Solaris (2002)

99 min. Director: Steven Soderbergh. Cast: Jeremy Davies, Natascha McElhone, Viola Davis, George Clooney, Ulrich Tukur.

Didn't Steven Soderbergh used to be the guy who figuratively told us that the Tinseltown emperor had no clothes? With Soderbergh's science-fiction remake Solaris coming back-to-back with the soggy self-indulgence of the insufferable Full Frontal, the darling director is beginning to look overexposed.

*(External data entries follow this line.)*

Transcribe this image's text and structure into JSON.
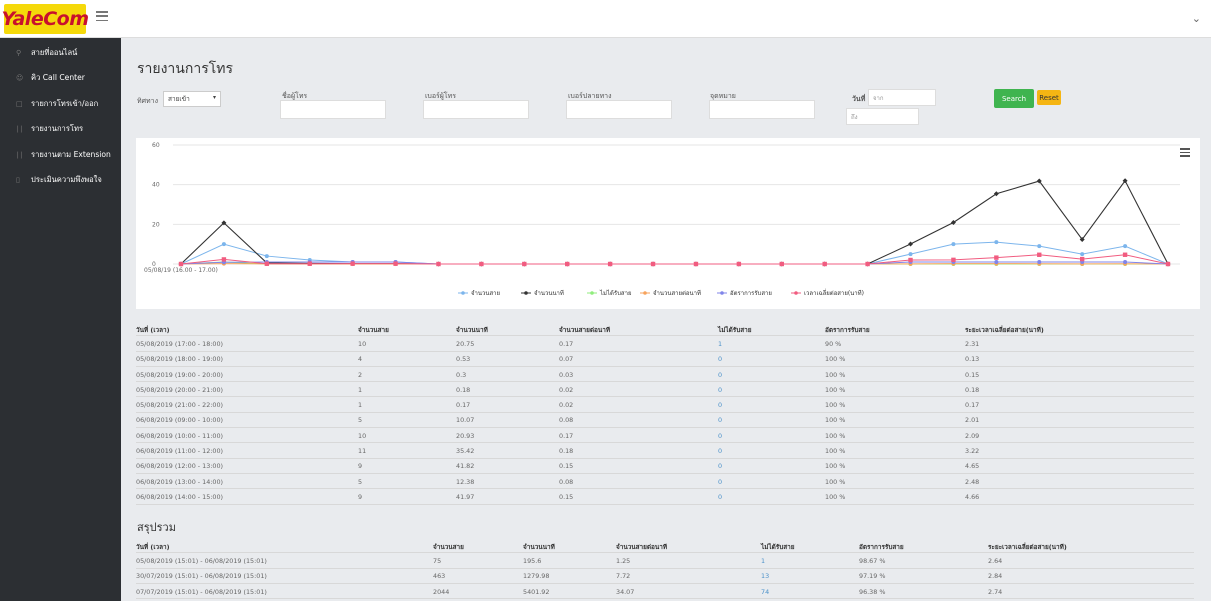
{
  "brand": {
    "logo_text": "YaleCom"
  },
  "sidebar": {
    "items": [
      {
        "label": "สายที่ออนไลน์",
        "icon": "pin-icon"
      },
      {
        "label": "คิว Call Center",
        "icon": "users-icon"
      },
      {
        "label": "รายการโทรเข้า/ออก",
        "icon": "document-icon"
      },
      {
        "label": "รายงานการโทร",
        "icon": "bar-chart-icon"
      },
      {
        "label": "รายงานตาม Extension",
        "icon": "bar-chart-icon"
      },
      {
        "label": "ประเมินความพึงพอใจ",
        "icon": "bookmark-icon"
      }
    ]
  },
  "page": {
    "title": "รายงานการโทร"
  },
  "filters": {
    "direction_label": "ทิศทาง",
    "direction_value": "สายเข้า",
    "caller_label": "ชื่อผู้โทร",
    "caller_number_label": "เบอร์ผู้โทร",
    "dest_number_label": "เบอร์ปลายทาง",
    "purpose_label": "จุดหมาย",
    "date_label": "วันที่",
    "date_from_placeholder": "จาก",
    "date_to_placeholder": "ถึง",
    "search_label": "Search",
    "reset_label": "Reset"
  },
  "chart_data": {
    "type": "line",
    "title": "",
    "yticks": [
      "0",
      "20",
      "40",
      "60"
    ],
    "ylim": [
      0,
      60
    ],
    "x_first_label": "05/08/19 (16.00 - 17.00)",
    "colors": [
      "#7cb5ec",
      "#333333",
      "#90ed7d",
      "#f7a35c",
      "#8085e9",
      "#f15c80"
    ],
    "series": [
      {
        "name": "จำนวนสาย",
        "values": [
          0,
          10,
          4,
          2,
          1,
          1,
          0,
          0,
          0,
          0,
          0,
          0,
          0,
          0,
          0,
          0,
          0,
          5,
          10,
          11,
          9,
          5,
          9,
          0
        ]
      },
      {
        "name": "จำนวนนาที",
        "values": [
          0,
          20.75,
          0.53,
          0.3,
          0.18,
          0.17,
          0,
          0,
          0,
          0,
          0,
          0,
          0,
          0,
          0,
          0,
          0,
          10.07,
          20.93,
          35.42,
          41.82,
          12.38,
          41.97,
          0
        ]
      },
      {
        "name": "ไม่ได้รับสาย",
        "values": [
          0,
          1,
          0,
          0,
          0,
          0,
          0,
          0,
          0,
          0,
          0,
          0,
          0,
          0,
          0,
          0,
          0,
          0,
          0,
          0,
          0,
          0,
          0,
          0
        ]
      },
      {
        "name": "จำนวนสายต่อนาที",
        "values": [
          0,
          0.17,
          0.07,
          0.03,
          0.02,
          0.02,
          0,
          0,
          0,
          0,
          0,
          0,
          0,
          0,
          0,
          0,
          0,
          0.08,
          0.17,
          0.18,
          0.15,
          0.08,
          0.15,
          0
        ]
      },
      {
        "name": "อัตราการรับสาย",
        "values": [
          0,
          0.9,
          1,
          1,
          1,
          1,
          0,
          0,
          0,
          0,
          0,
          0,
          0,
          0,
          0,
          0,
          0,
          1,
          1,
          1,
          1,
          1,
          1,
          0
        ]
      },
      {
        "name": "เวลาเฉลี่ยต่อสาย(นาที)",
        "values": [
          0,
          2.31,
          0.13,
          0.15,
          0.18,
          0.17,
          0,
          0,
          0,
          0,
          0,
          0,
          0,
          0,
          0,
          0,
          0,
          2.01,
          2.09,
          3.22,
          4.65,
          2.48,
          4.66,
          0
        ]
      }
    ]
  },
  "detail_table": {
    "headers": [
      "วันที่ (เวลา)",
      "จำนวนสาย",
      "จำนวนนาที",
      "จำนวนสายต่อนาที",
      "ไม่ได้รับสาย",
      "อัตราการรับสาย",
      "ระยะเวลาเฉลี่ยต่อสาย(นาที)"
    ],
    "rows": [
      [
        "05/08/2019 (17:00 - 18:00)",
        "10",
        "20.75",
        "0.17",
        "1",
        "90 %",
        "2.31"
      ],
      [
        "05/08/2019 (18:00 - 19:00)",
        "4",
        "0.53",
        "0.07",
        "0",
        "100 %",
        "0.13"
      ],
      [
        "05/08/2019 (19:00 - 20:00)",
        "2",
        "0.3",
        "0.03",
        "0",
        "100 %",
        "0.15"
      ],
      [
        "05/08/2019 (20:00 - 21:00)",
        "1",
        "0.18",
        "0.02",
        "0",
        "100 %",
        "0.18"
      ],
      [
        "05/08/2019 (21:00 - 22:00)",
        "1",
        "0.17",
        "0.02",
        "0",
        "100 %",
        "0.17"
      ],
      [
        "06/08/2019 (09:00 - 10:00)",
        "5",
        "10.07",
        "0.08",
        "0",
        "100 %",
        "2.01"
      ],
      [
        "06/08/2019 (10:00 - 11:00)",
        "10",
        "20.93",
        "0.17",
        "0",
        "100 %",
        "2.09"
      ],
      [
        "06/08/2019 (11:00 - 12:00)",
        "11",
        "35.42",
        "0.18",
        "0",
        "100 %",
        "3.22"
      ],
      [
        "06/08/2019 (12:00 - 13:00)",
        "9",
        "41.82",
        "0.15",
        "0",
        "100 %",
        "4.65"
      ],
      [
        "06/08/2019 (13:00 - 14:00)",
        "5",
        "12.38",
        "0.08",
        "0",
        "100 %",
        "2.48"
      ],
      [
        "06/08/2019 (14:00 - 15:00)",
        "9",
        "41.97",
        "0.15",
        "0",
        "100 %",
        "4.66"
      ]
    ]
  },
  "summary": {
    "title": "สรุปรวม",
    "headers": [
      "วันที่ (เวลา)",
      "จำนวนสาย",
      "จำนวนนาที",
      "จำนวนสายต่อนาที",
      "ไม่ได้รับสาย",
      "อัตราการรับสาย",
      "ระยะเวลาเฉลี่ยต่อสาย(นาที)"
    ],
    "rows": [
      [
        "05/08/2019 (15:01) - 06/08/2019 (15:01)",
        "75",
        "195.6",
        "1.25",
        "1",
        "98.67 %",
        "2.64"
      ],
      [
        "30/07/2019 (15:01) - 06/08/2019 (15:01)",
        "463",
        "1279.98",
        "7.72",
        "13",
        "97.19 %",
        "2.84"
      ],
      [
        "07/07/2019 (15:01) - 06/08/2019 (15:01)",
        "2044",
        "5401.92",
        "34.07",
        "74",
        "96.38 %",
        "2.74"
      ]
    ]
  }
}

A defiantly "indie" film in Hollywood sheep's clothing, Solaris dresses up Andrei Tarkovsky's mind-epic Solyaris in lavishly styled, self-conscious 2001: A Space Odyssey finery (including sleek Milena Canonero costumes and a minimal Cliff Martinez score), but the style has all the substance of paper-doll fashion when constantly undermined by Soderbergh's own smugly superior artistry. Soderbergh coolly slaps seventies style credits on the end of the picture, but he's begun to lose the "cred" and goodwill earned by much of his earlier work. As for the meat of Solaris, this "why?"-inducing remake seems ill-timed at best, with its pop mind-f***ing--blood-sucked of entertainment value--too little, too late after the rollicking metaphysics of The Sixth Sense or The Others.

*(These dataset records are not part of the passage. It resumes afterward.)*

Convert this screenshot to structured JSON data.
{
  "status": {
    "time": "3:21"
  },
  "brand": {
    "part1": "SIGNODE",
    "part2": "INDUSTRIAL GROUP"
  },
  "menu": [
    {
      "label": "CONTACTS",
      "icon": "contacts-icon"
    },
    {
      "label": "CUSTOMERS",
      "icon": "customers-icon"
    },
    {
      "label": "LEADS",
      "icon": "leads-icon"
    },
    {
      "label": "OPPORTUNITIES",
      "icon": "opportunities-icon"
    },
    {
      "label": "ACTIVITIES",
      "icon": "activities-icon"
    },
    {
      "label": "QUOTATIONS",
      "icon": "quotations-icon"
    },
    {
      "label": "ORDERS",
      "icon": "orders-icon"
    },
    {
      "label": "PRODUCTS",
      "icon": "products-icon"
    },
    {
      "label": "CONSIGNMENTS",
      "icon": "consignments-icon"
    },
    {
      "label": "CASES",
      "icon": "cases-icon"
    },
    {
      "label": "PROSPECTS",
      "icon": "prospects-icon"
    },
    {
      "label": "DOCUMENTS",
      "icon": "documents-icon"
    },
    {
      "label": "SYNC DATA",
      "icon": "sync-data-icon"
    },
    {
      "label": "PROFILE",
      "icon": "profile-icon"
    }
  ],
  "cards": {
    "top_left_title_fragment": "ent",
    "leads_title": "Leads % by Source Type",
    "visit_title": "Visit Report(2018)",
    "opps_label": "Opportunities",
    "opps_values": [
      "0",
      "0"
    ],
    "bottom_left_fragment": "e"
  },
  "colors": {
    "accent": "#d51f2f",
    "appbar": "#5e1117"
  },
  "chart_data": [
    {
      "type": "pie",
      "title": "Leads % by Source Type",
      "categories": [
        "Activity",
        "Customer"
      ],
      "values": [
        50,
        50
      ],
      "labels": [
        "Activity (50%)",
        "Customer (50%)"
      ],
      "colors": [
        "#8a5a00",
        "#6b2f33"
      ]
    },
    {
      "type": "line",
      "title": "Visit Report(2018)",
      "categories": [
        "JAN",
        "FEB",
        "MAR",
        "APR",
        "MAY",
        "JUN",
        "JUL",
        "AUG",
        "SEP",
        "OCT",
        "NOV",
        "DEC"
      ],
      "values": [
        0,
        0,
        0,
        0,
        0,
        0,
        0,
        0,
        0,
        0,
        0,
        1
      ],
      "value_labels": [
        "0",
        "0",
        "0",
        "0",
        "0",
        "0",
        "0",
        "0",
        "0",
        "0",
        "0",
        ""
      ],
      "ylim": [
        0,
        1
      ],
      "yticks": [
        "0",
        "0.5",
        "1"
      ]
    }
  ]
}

George Clooney waves to the studio suits for 99 minutes as Major Tom-like Chris Kelvin. Kelvin, near catatonic with grief in the wake of his wife's death, says "why not?" to a research and rescue mission. When he arrives at the mysterious space station orbiting the mysterious Solaris, a mysterious apparition of his dead (or is she?) wife (Natasha McElhone) appears--among other "visitors"--to raise hell and/or heaven. The remaining astronaut inhabitants appear, in a word, rattled, including a plain silly Jeremy Davies doing his best impression of Brad Pitt's finger spasms in 12 Monkeys. Certain jerky narrative transitions suggest ample trimmings on the cutting room floor.

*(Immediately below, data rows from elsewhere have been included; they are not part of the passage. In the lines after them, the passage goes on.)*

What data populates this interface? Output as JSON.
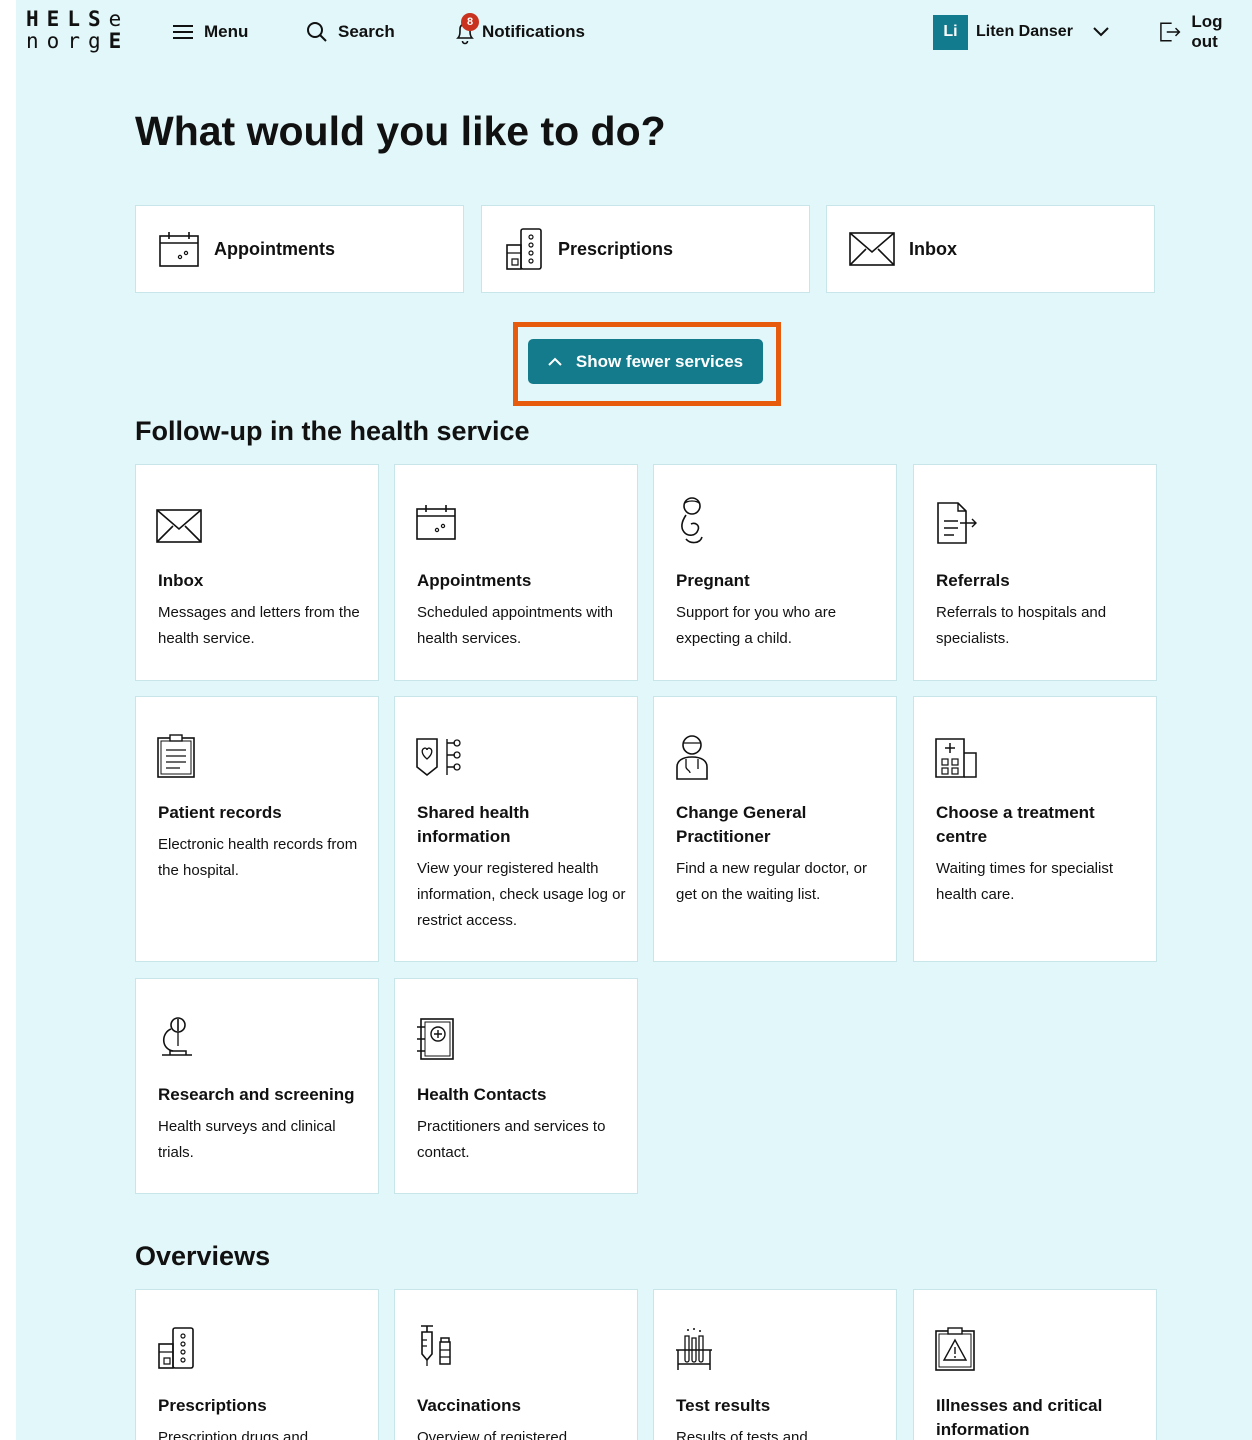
{
  "header": {
    "logo_top": "HELSe",
    "logo_bottom": "norgE",
    "menu_label": "Menu",
    "search_label": "Search",
    "notifications_label": "Notifications",
    "notifications_count": "8",
    "user_initials": "Li",
    "user_name": "Liten Danser",
    "logout_label": "Log out"
  },
  "main": {
    "title": "What would you like to do?",
    "quick_links": [
      {
        "label": "Appointments",
        "icon": "calendar-icon"
      },
      {
        "label": "Prescriptions",
        "icon": "prescription-icon"
      },
      {
        "label": "Inbox",
        "icon": "envelope-icon"
      }
    ],
    "toggle_button_label": "Show fewer services"
  },
  "followup": {
    "heading": "Follow-up in the health service",
    "cards": [
      {
        "title": "Inbox",
        "desc": "Messages and letters from the health service.",
        "icon": "envelope-icon"
      },
      {
        "title": "Appointments",
        "desc": "Scheduled appointments with health services.",
        "icon": "calendar-icon"
      },
      {
        "title": "Pregnant",
        "desc": "Support for you who are expecting a child.",
        "icon": "pregnant-icon"
      },
      {
        "title": "Referrals",
        "desc": "Referrals to hospitals and specialists.",
        "icon": "referral-icon"
      },
      {
        "title": "Patient records",
        "desc": "Electronic health records from the hospital.",
        "icon": "clipboard-icon"
      },
      {
        "title": "Shared health information",
        "desc": "View your registered health information, check usage log or restrict access.",
        "icon": "shared-info-icon"
      },
      {
        "title": "Change General Practitioner",
        "desc": "Find a new regular doctor, or get on the waiting list.",
        "icon": "doctor-icon"
      },
      {
        "title": "Choose a treatment centre",
        "desc": "Waiting times for specialist health care.",
        "icon": "hospital-icon"
      },
      {
        "title": "Research and screening",
        "desc": "Health surveys and clinical trials.",
        "icon": "microscope-icon"
      },
      {
        "title": "Health Contacts",
        "desc": "Practitioners and services to contact.",
        "icon": "contacts-book-icon"
      }
    ]
  },
  "overviews": {
    "heading": "Overviews",
    "cards": [
      {
        "title": "Prescriptions",
        "desc": "Prescription drugs and",
        "icon": "prescription-icon"
      },
      {
        "title": "Vaccinations",
        "desc": "Overview of registered",
        "icon": "vaccine-icon"
      },
      {
        "title": "Test results",
        "desc": "Results of tests and",
        "icon": "test-tubes-icon"
      },
      {
        "title": "Illnesses and critical information",
        "desc": "",
        "icon": "warning-clipboard-icon"
      }
    ]
  },
  "colors": {
    "background": "#e1f7f9",
    "accent": "#137b8c",
    "highlight": "#e75c0c",
    "badge": "#c8321e"
  }
}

Solaris's uncommonly low-key special effects, painterly visuals, and mysterious tone can be seductive in short stretches, and heaven knows, I'm not averse to something different in mainstream entertainment. Soderbergh's Rorschach test does, in hindsight of its kitchen sink philosophical finale, offer food for thought, just not sufficient to excuse my cinematic indigestion. In general, I can do without the accursed mid-career crisis trend of pet-project remakes (The Truth About Charlie, anyone?). Seen in a multiplex, accompanied by the soft murmur of chewed popcorn, Solaris has a surreal, austere appeal, but the defiantly turgid pace is not, in itself, an artistic achievement.